Maria Luiza de Andrade Soares
Clear as Mud
Published in
3 min readFeb 29, 2016

Most of the time it is very hard to predict how the audience is going to react to a marketing campaign. Not always the campaign reaches the expected results as predicted but they also might end up causing big problems to the company and its brand. In some painful situation the company not only have to deal with the lack of success of its campaign that does not leverage its reputation and increase sales, but also with the economic losses and the harm caused to its brand.

When we talk about this failures on the online and social media context the negative impacts can be even greater due to the massive aspect of the social media and the rapid spread attribute of this platforms.

Here are examples of two companies that have had this bad experience in the past and had to deal with an online crisis. We can learn from them!

The Brazilian brand “Bom Negocio” (translated to Good Deal) published a post on its Facebook page that would be very innocent: a picture of a couple that supposedly had bought a car on their website and was celebrating it.

The problem? The picture was a fake one and it was from one of this very popular image websites like Getty Images or ShutterStock.

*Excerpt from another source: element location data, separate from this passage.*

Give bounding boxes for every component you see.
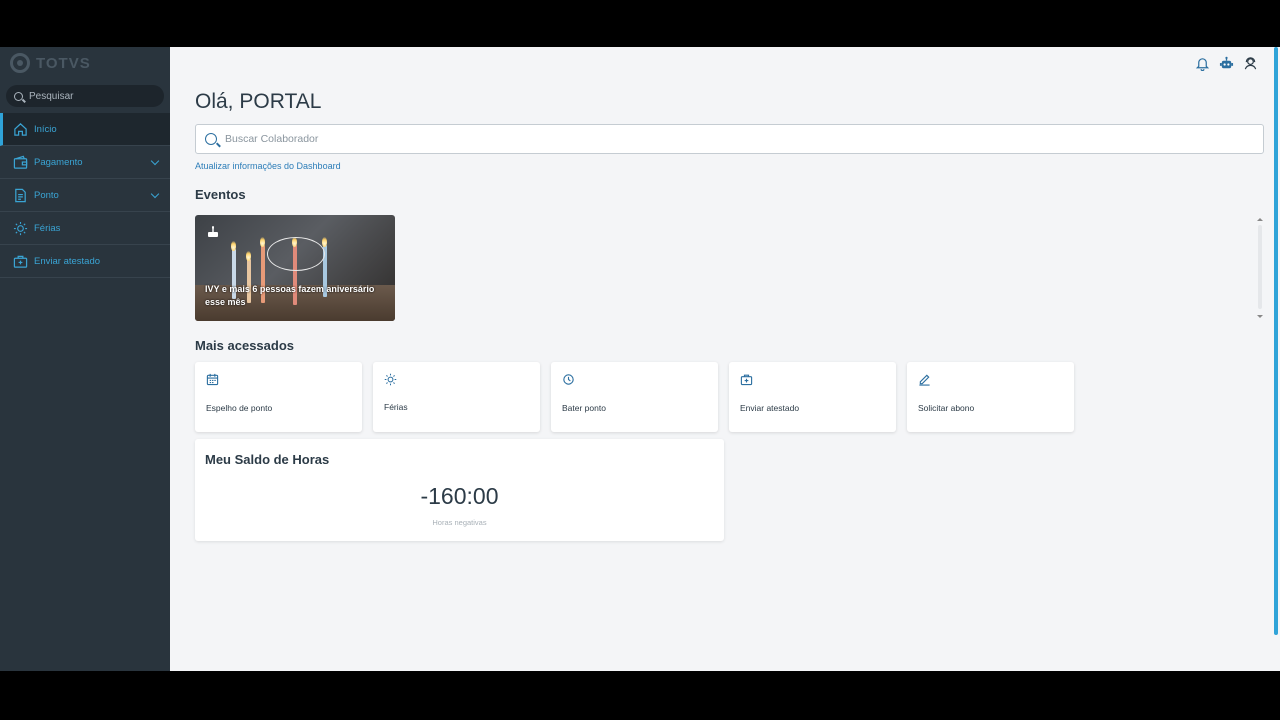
- cake-icon: [206, 225, 220, 239]
- quick-link-espelho-de-ponto[interactable]: Espelho de ponto: [195, 362, 362, 432]
- sidebar: TOTVS Início Pagamento: [0, 47, 170, 671]
- update-dashboard-link[interactable]: Atualizar informações do Dashboard: [195, 161, 341, 171]
- search-icon: [14, 91, 23, 101]
- chevron-down-icon[interactable]: [150, 189, 160, 199]
- events-title: Eventos: [195, 187, 246, 202]
- edit-icon: [918, 373, 931, 386]
- sidebar-item-label: Ponto: [34, 189, 59, 201]
- hours-balance-subtitle: Horas negativas: [432, 518, 487, 527]
- totvs-logo: TOTVS: [10, 53, 91, 73]
- quick-link-label: Solicitar abono: [918, 403, 975, 413]
- quick-links: Espelho de ponto Férias Bater ponto Envi…: [195, 362, 1074, 432]
- totvs-logo-mark: [10, 53, 30, 73]
- header-icons: [1194, 55, 1258, 71]
- medical-bag-icon: [740, 373, 753, 386]
- search-icon: [205, 133, 217, 145]
- sidebar-item-inicio[interactable]: Início: [0, 113, 170, 146]
- events-panel: IVY e mais 6 pessoas fazem aniversário e…: [195, 215, 1264, 321]
- app-window: TOTVS Início Pagamento: [0, 47, 1280, 671]
- user-support-icon[interactable]: [1242, 55, 1258, 71]
- quick-link-enviar-atestado[interactable]: Enviar atestado: [729, 362, 896, 432]
- home-icon: [12, 121, 28, 137]
- quick-link-label: Enviar atestado: [740, 403, 800, 413]
- hours-balance-value: -160:00: [420, 483, 499, 509]
- sun-icon: [12, 220, 28, 236]
- sidebar-nav: Início Pagamento Ponto Férias Enviar ate…: [0, 113, 170, 278]
- sidebar-search[interactable]: [6, 85, 164, 107]
- sidebar-item-ponto[interactable]: Ponto: [0, 179, 170, 212]
- main-scrollbar[interactable]: [1274, 47, 1278, 635]
- sidebar-search-input[interactable]: [29, 90, 149, 102]
- sidebar-item-label: Início: [34, 123, 57, 135]
- logo-text: TOTVS: [36, 54, 91, 72]
- quick-link-bater-ponto[interactable]: Bater ponto: [551, 362, 718, 432]
- event-description: IVY e mais 6 pessoas fazem aniversário e…: [205, 284, 375, 307]
- calendar-icon: [206, 373, 219, 386]
- sidebar-item-pagamento[interactable]: Pagamento: [0, 146, 170, 179]
- medical-bag-icon: [12, 253, 28, 269]
- collaborator-search[interactable]: [195, 124, 1264, 154]
- sidebar-item-label: Enviar atestado: [34, 255, 101, 267]
- sidebar-item-label: Pagamento: [34, 156, 83, 168]
- scroll-thumb[interactable]: [1258, 225, 1262, 309]
- bell-icon[interactable]: [1194, 55, 1210, 71]
- quick-link-ferias[interactable]: Férias: [373, 362, 540, 432]
- events-scrollbar[interactable]: [1256, 215, 1264, 321]
- page-title: Olá, PORTAL: [195, 90, 322, 113]
- document-icon: [12, 187, 28, 203]
- quick-link-label: Bater ponto: [562, 403, 606, 413]
- main-content: Olá, PORTAL Atualizar informações do Das…: [170, 47, 1280, 671]
- sidebar-item-enviar-atestado[interactable]: Enviar atestado: [0, 245, 170, 278]
- wallet-icon: [12, 154, 28, 170]
- loading-ring: [267, 237, 325, 271]
- birthday-event-card[interactable]: IVY e mais 6 pessoas fazem aniversário e…: [195, 215, 395, 321]
- sidebar-item-label: Férias: [34, 222, 61, 234]
- robot-icon[interactable]: [1218, 55, 1234, 71]
- clock-icon: [562, 373, 575, 386]
- quick-link-label: Espelho de ponto: [206, 403, 273, 413]
- hours-balance-card: Meu Saldo de Horas -160:00 Horas negativ…: [195, 439, 724, 541]
- quick-link-solicitar-abono[interactable]: Solicitar abono: [907, 362, 1074, 432]
- scroll-up-arrow-icon[interactable]: [1257, 218, 1263, 221]
- sun-icon: [384, 373, 397, 386]
- chevron-down-icon[interactable]: [150, 156, 160, 166]
- scroll-down-arrow-icon[interactable]: [1257, 315, 1263, 318]
- sidebar-item-ferias[interactable]: Férias: [0, 212, 170, 245]
- hours-balance-title: Meu Saldo de Horas: [205, 452, 330, 467]
- collaborator-search-input[interactable]: [225, 133, 1125, 145]
- most-accessed-title: Mais acessados: [195, 338, 295, 353]
- quick-link-label: Férias: [384, 402, 408, 412]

The post immediately turned to be a reason for funny comments around the followers and harmed the credibility and reputation of the brand and the deals its closes. The company had to shut it down right away.

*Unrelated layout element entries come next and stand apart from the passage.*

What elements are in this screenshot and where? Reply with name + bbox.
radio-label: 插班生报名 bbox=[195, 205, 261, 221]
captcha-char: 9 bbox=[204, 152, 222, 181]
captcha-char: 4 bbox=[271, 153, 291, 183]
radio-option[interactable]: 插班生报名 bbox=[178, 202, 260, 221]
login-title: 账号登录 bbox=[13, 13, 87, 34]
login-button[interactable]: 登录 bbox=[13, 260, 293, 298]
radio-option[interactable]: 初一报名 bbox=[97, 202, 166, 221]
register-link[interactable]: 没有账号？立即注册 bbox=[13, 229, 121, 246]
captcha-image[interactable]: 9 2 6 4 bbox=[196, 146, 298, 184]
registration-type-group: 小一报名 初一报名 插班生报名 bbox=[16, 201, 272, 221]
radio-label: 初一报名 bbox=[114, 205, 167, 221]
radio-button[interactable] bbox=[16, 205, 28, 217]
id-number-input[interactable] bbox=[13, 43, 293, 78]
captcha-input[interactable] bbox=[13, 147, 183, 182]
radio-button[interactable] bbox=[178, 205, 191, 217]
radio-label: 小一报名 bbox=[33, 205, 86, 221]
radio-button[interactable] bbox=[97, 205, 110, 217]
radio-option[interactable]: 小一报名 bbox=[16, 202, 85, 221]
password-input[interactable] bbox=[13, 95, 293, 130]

A fake picture to a real deal does not provide a lot of credibility to the deal and the business of the company. This mistake could had been easily avoided putting a real picture of the people who made the deal.

Another big mistake was made by KLM by a simple tweet they did last June.

Right after Holland won the soccer game against Mexico in the Brazil World Cup, the airline company published the following post: “Adios Amigos!” with a picture of the departure gate of one airport.

The post was not well perceived by the company’s followers and even less by the Mexicans and great part of Spanish speaker population.

Even the actor Gael Garcia Bernal criticized the Dutch company and commented: “I will never fly with this shit airline company again”. He erased the message after a while.

This is a kind of error that could be prevented. The passion about soccer in Latin American is pretty known and a comment like this can easily hurt a nation’s feeling that is already dealing with a feeling of failure.